Black Methodists, White Mormons: Race and Antipolygamy
The article examines the antipolygamy writings that appeared in the Southwestern Christian Advocate, the official organ of the Methodist Episcopal Church in late nineteenth century New Orleans. As Bennett explains, "Black critiques of Latter-day Saints are significant because they gave voice to anxieties confronting all African Americans, even as they expressed a particular denominational perspective" (170). In contrast to their fellow black Methodists in the African Methodist Episcopal Church and African Methodist Episcopal Zion Church, African Americans in the MEC favored a racially-integrated religious body, believing it to be crucial to the ultimate goal of social and political equality. Critiquing the Mormons' practice of polygamy served multiple functions in their efforts to achieve this end: it was part of an effort to curb the widespread Mormon settlement in the West, which limited to spaces available for black Americans unhappy in the South to migrate; it served as evidence that deviant sexuality was not instinctively tied to race (and played into fears that white polygamy was as threatening to black females as the adulterous relationships of white plantation owners and their black slaves in the antebellum era); and it provided the black Methodists with a convenient other whose lack of patriotism and religious heterodoxy contrasted with the black Methodists' own orthodoxy and support for the nation.

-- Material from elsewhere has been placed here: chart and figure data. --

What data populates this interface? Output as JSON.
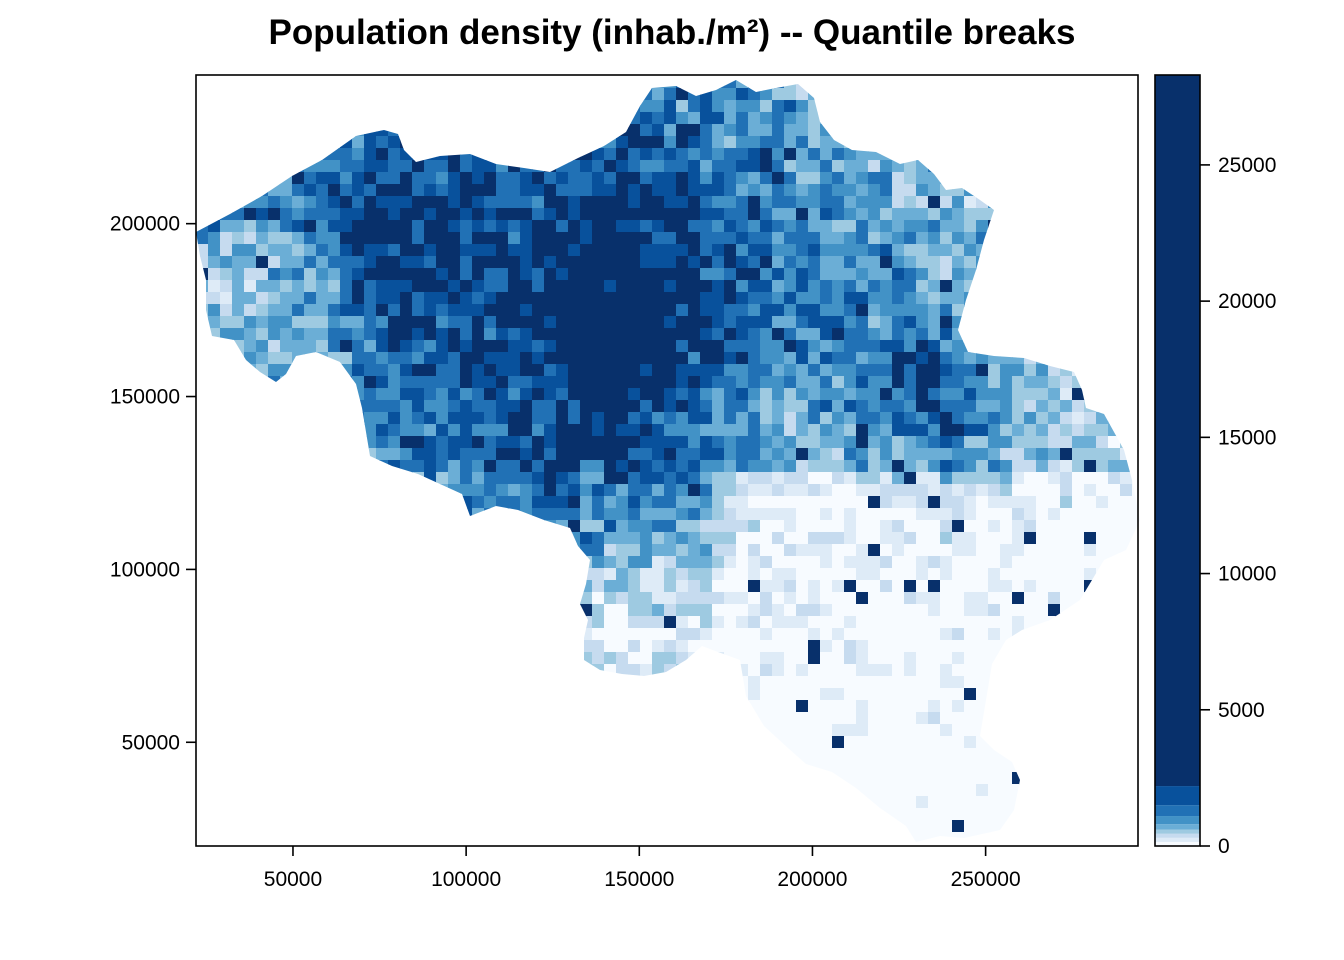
{
  "title": "Population density (inhab./m²) -- Quantile breaks",
  "map": {
    "type": "choropleth",
    "region": "Belgium",
    "palette": [
      "#f7fbff",
      "#deebf7",
      "#c6dbef",
      "#9ecae1",
      "#6baed6",
      "#4292c6",
      "#2171b5",
      "#08519c",
      "#08306b"
    ],
    "xlim": [
      22000,
      294000
    ],
    "ylim": [
      20000,
      243000
    ],
    "x_ticks": [
      {
        "value": 50000,
        "label": "50000"
      },
      {
        "value": 100000,
        "label": "100000"
      },
      {
        "value": 150000,
        "label": "150000"
      },
      {
        "value": 200000,
        "label": "200000"
      },
      {
        "value": 250000,
        "label": "250000"
      }
    ],
    "y_ticks": [
      {
        "value": 50000,
        "label": "50000"
      },
      {
        "value": 100000,
        "label": "100000"
      },
      {
        "value": 150000,
        "label": "150000"
      },
      {
        "value": 200000,
        "label": "200000"
      }
    ]
  },
  "legend": {
    "type": "colorbar",
    "range": [
      0,
      28300
    ],
    "ticks": [
      {
        "value": 0,
        "label": "0"
      },
      {
        "value": 5000,
        "label": "5000"
      },
      {
        "value": 10000,
        "label": "10000"
      },
      {
        "value": 15000,
        "label": "15000"
      },
      {
        "value": 20000,
        "label": "20000"
      },
      {
        "value": 25000,
        "label": "25000"
      }
    ],
    "breaks": [
      0,
      150,
      300,
      450,
      600,
      800,
      1100,
      1500,
      2200,
      28300
    ],
    "colors": [
      "#f7fbff",
      "#deebf7",
      "#c6dbef",
      "#9ecae1",
      "#6baed6",
      "#4292c6",
      "#2171b5",
      "#08519c",
      "#08306b"
    ]
  }
}
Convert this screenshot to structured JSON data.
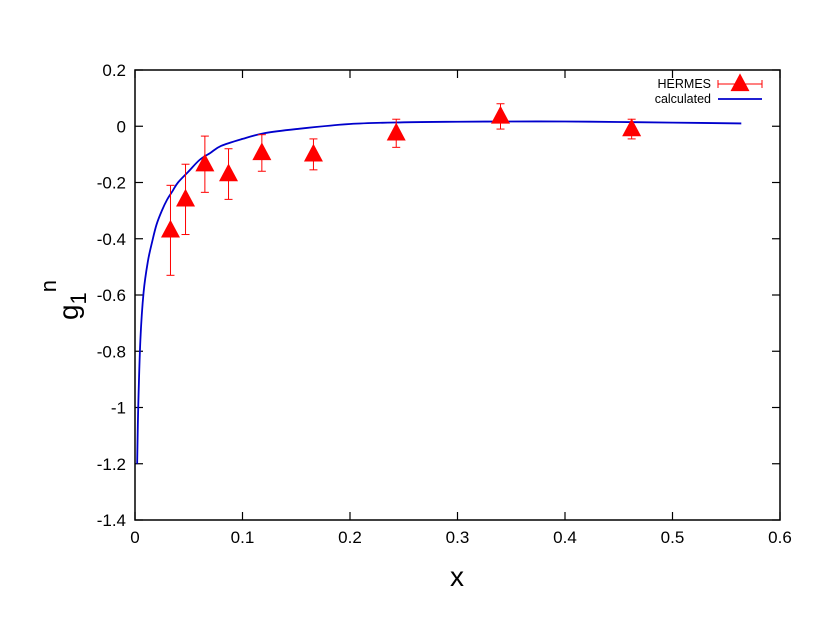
{
  "chart_data": {
    "type": "scatter",
    "xlabel": "x",
    "ylabel": {
      "base": "g",
      "sub": "1",
      "sup": "n"
    },
    "xlim": [
      0,
      0.6
    ],
    "ylim": [
      -1.4,
      0.2
    ],
    "xticks": [
      0,
      0.1,
      0.2,
      0.3,
      0.4,
      0.5,
      0.6
    ],
    "xtick_labels": [
      "0",
      "0.1",
      "0.2",
      "0.3",
      "0.4",
      "0.5",
      "0.6"
    ],
    "yticks": [
      0.2,
      0,
      -0.2,
      -0.4,
      -0.6,
      -0.8,
      -1,
      -1.2,
      -1.4
    ],
    "ytick_labels": [
      "0.2",
      "0",
      "-0.2",
      "-0.4",
      "-0.6",
      "-0.8",
      "-1",
      "-1.2",
      "-1.4"
    ],
    "grid": false,
    "legend_position": "top-right",
    "series": [
      {
        "name": "HERMES",
        "kind": "points-with-error-bars",
        "marker": "triangle",
        "color": "#ff0000",
        "points": [
          {
            "x": 0.033,
            "y": -0.37,
            "err": 0.16
          },
          {
            "x": 0.047,
            "y": -0.26,
            "err": 0.125
          },
          {
            "x": 0.065,
            "y": -0.135,
            "err": 0.1
          },
          {
            "x": 0.087,
            "y": -0.17,
            "err": 0.09
          },
          {
            "x": 0.118,
            "y": -0.095,
            "err": 0.065
          },
          {
            "x": 0.166,
            "y": -0.1,
            "err": 0.055
          },
          {
            "x": 0.243,
            "y": -0.025,
            "err": 0.05
          },
          {
            "x": 0.34,
            "y": 0.035,
            "err": 0.045
          },
          {
            "x": 0.462,
            "y": -0.01,
            "err": 0.035
          }
        ]
      },
      {
        "name": "calculated",
        "kind": "line",
        "color": "#0000cc",
        "x": [
          0.002,
          0.003,
          0.005,
          0.008,
          0.012,
          0.016,
          0.02,
          0.025,
          0.03,
          0.035,
          0.04,
          0.05,
          0.06,
          0.07,
          0.08,
          0.1,
          0.12,
          0.15,
          0.2,
          0.25,
          0.3,
          0.35,
          0.4,
          0.45,
          0.5,
          0.564
        ],
        "y": [
          -1.2,
          -1.0,
          -0.76,
          -0.59,
          -0.48,
          -0.41,
          -0.35,
          -0.3,
          -0.26,
          -0.23,
          -0.2,
          -0.16,
          -0.12,
          -0.095,
          -0.07,
          -0.045,
          -0.025,
          -0.01,
          0.008,
          0.014,
          0.016,
          0.017,
          0.017,
          0.015,
          0.013,
          0.01
        ]
      }
    ]
  }
}
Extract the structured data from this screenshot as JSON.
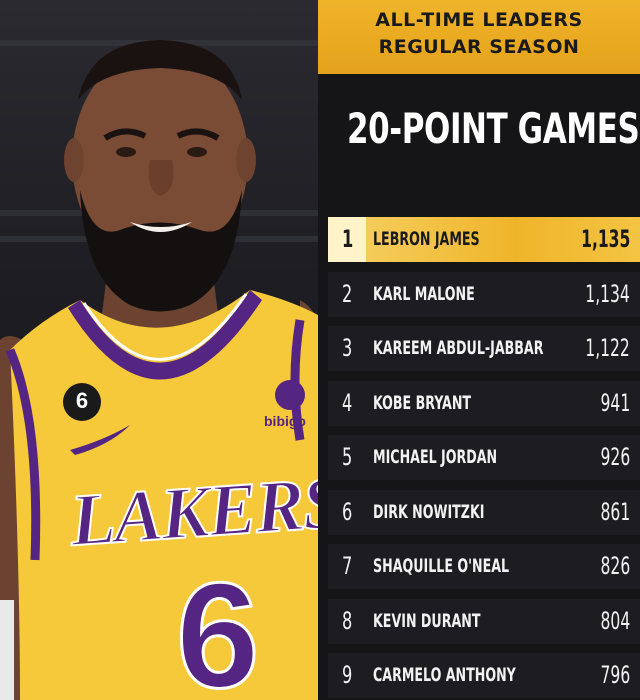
{
  "header": {
    "line1": "ALL-TIME LEADERS",
    "line2": "REGULAR SEASON"
  },
  "stat_title": "20-POINT GAMES",
  "photo": {
    "jersey_wordmark": "LAKERS",
    "jersey_number": "6",
    "patch_number": "6",
    "sponsor": "bibigo"
  },
  "leaders": [
    {
      "rank": "1",
      "name": "LEBRON JAMES",
      "value": "1,135"
    },
    {
      "rank": "2",
      "name": "KARL MALONE",
      "value": "1,134"
    },
    {
      "rank": "3",
      "name": "KAREEM ABDUL-JABBAR",
      "value": "1,122"
    },
    {
      "rank": "4",
      "name": "KOBE BRYANT",
      "value": "941"
    },
    {
      "rank": "5",
      "name": "MICHAEL JORDAN",
      "value": "926"
    },
    {
      "rank": "6",
      "name": "DIRK NOWITZKI",
      "value": "861"
    },
    {
      "rank": "7",
      "name": "SHAQUILLE O'NEAL",
      "value": "826"
    },
    {
      "rank": "8",
      "name": "KEVIN DURANT",
      "value": "804"
    },
    {
      "rank": "9",
      "name": "CARMELO ANTHONY",
      "value": "796"
    }
  ],
  "colors": {
    "gold": "#f0b429",
    "lakers_purple": "#552583",
    "lakers_gold": "#fdb927",
    "panel_dark": "#151518"
  }
}
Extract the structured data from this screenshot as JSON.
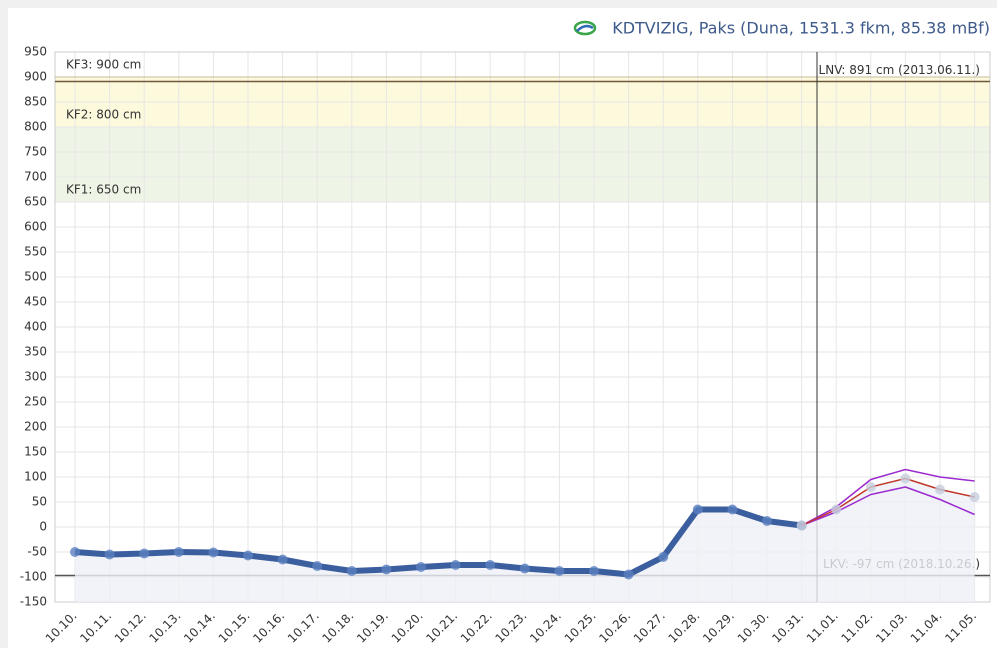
{
  "chart_data": {
    "type": "line",
    "title": "KDTVIZIG, Paks (Duna, 1531.3 fkm, 85.38 mBf)",
    "categories": [
      "10.10.",
      "10.11.",
      "10.12.",
      "10.13.",
      "10.14.",
      "10.15.",
      "10.16.",
      "10.17.",
      "10.18.",
      "10.19.",
      "10.20.",
      "10.21.",
      "10.22.",
      "10.23.",
      "10.24.",
      "10.25.",
      "10.26.",
      "10.27.",
      "10.28.",
      "10.29.",
      "10.30.",
      "10.31.",
      "11.01.",
      "11.02.",
      "11.03.",
      "11.04.",
      "11.05."
    ],
    "series": [
      {
        "color": "#3b5f9e",
        "values": [
          -50,
          -55,
          -53,
          -50,
          -51,
          -57,
          -65,
          -78,
          -88,
          -85,
          -80,
          -76,
          -76,
          -83,
          -88,
          -88,
          -95,
          -60,
          35,
          35,
          12,
          3,
          null,
          null,
          null,
          null,
          null
        ]
      },
      {
        "color": "#9c2bd0",
        "values": [
          null,
          null,
          null,
          null,
          null,
          null,
          null,
          null,
          null,
          null,
          null,
          null,
          null,
          null,
          null,
          null,
          null,
          null,
          null,
          null,
          null,
          3,
          40,
          95,
          115,
          100,
          92
        ]
      },
      {
        "color": "#9c2bd0",
        "values": [
          null,
          null,
          null,
          null,
          null,
          null,
          null,
          null,
          null,
          null,
          null,
          null,
          null,
          null,
          null,
          null,
          null,
          null,
          null,
          null,
          null,
          3,
          30,
          65,
          80,
          55,
          25
        ]
      },
      {
        "color": "#c0392b",
        "values": [
          null,
          null,
          null,
          null,
          null,
          null,
          null,
          null,
          null,
          null,
          null,
          null,
          null,
          null,
          null,
          null,
          null,
          null,
          null,
          null,
          null,
          3,
          35,
          80,
          97,
          75,
          60
        ]
      }
    ],
    "thresholds": [
      {
        "label": "KF3: 900 cm",
        "value": 900,
        "color": "#fdf9dc"
      },
      {
        "label": "KF2: 800 cm",
        "value": 800,
        "color": "#fdf9dc"
      },
      {
        "label": "KF1: 650 cm",
        "value": 650,
        "color": "#eef5e6"
      }
    ],
    "reference_lines": [
      {
        "label": "LNV: 891 cm (2013.06.11.)",
        "value": 891
      },
      {
        "label": "LKV: -97 cm (2018.10.26.)",
        "value": -97
      }
    ],
    "ylim": [
      -150,
      950
    ],
    "yticks": [
      -150,
      -100,
      -50,
      0,
      50,
      100,
      150,
      200,
      250,
      300,
      350,
      400,
      450,
      500,
      550,
      600,
      650,
      700,
      750,
      800,
      850,
      900,
      950
    ],
    "grid": true
  }
}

Additionally, Mormonism's own policies of racial segregation were an impediment to the goal of an integrated Christian community, threatening to black Episcopal Methodists in the same way that the racial exclusivism of the AME and AMEZ Churches was.
Bennett's nuanced article is insightful and well worth the read to anyone interested. It touches on the subject of the racialization of Mormons (which Paul Reeve's in-progress book manuscript will discuss at length), and provides an interesting and needed complement to the several studies of anti-Mormonism largely limited to the writings of white Anglo-Americans. It also highlights the ways in which the author or editor's own religious, racial, and regional identity affected the reasons for critiquing the Mormons. Bennett perceptively notes, for example, that anti-Catholicism served many of the same purposes as anti-Mormonism did for black Protestants in the nineteenth century, but that articulating anti-Catholic views in New Orleans, where most of the city's religious and political elite were white Catholics, was dangerous business.
Bennett concludes by rehearsing the sad irony of what transpired following the events of the 1890s, as Latter-day Saints abandoned the practice of plural marriage (officially anyway) and began their long march toward the mainstream of American society. Southwestern Christian Advocate editor A.E.P. Albert celebrated Wilford Woodruff's 1890 announcement, declaring that "the twin sister of slavery is now gone forever!" (186). But such celebratory declarations would soon turn to increased frustration. Mormonism's march toward the mainstream in the first half of the 20th century cruelly coincided with the imposition and enforcement of Jim Crow laws throughout the South. The Methodist Episcopal Church, which these black Methodists had once seen as the engine driving the move toward racial equality, pushed them further to the fringes of the denomination. In 1939, the unification of the MEC, MEC, South, and Methodist Protestant Church, resulted in the official segregation of church jurisdictions--a policy that wouldn't be reversed until "less than a decade before the 1978 Mormon decision to extend full privileges to people of African descent" (186).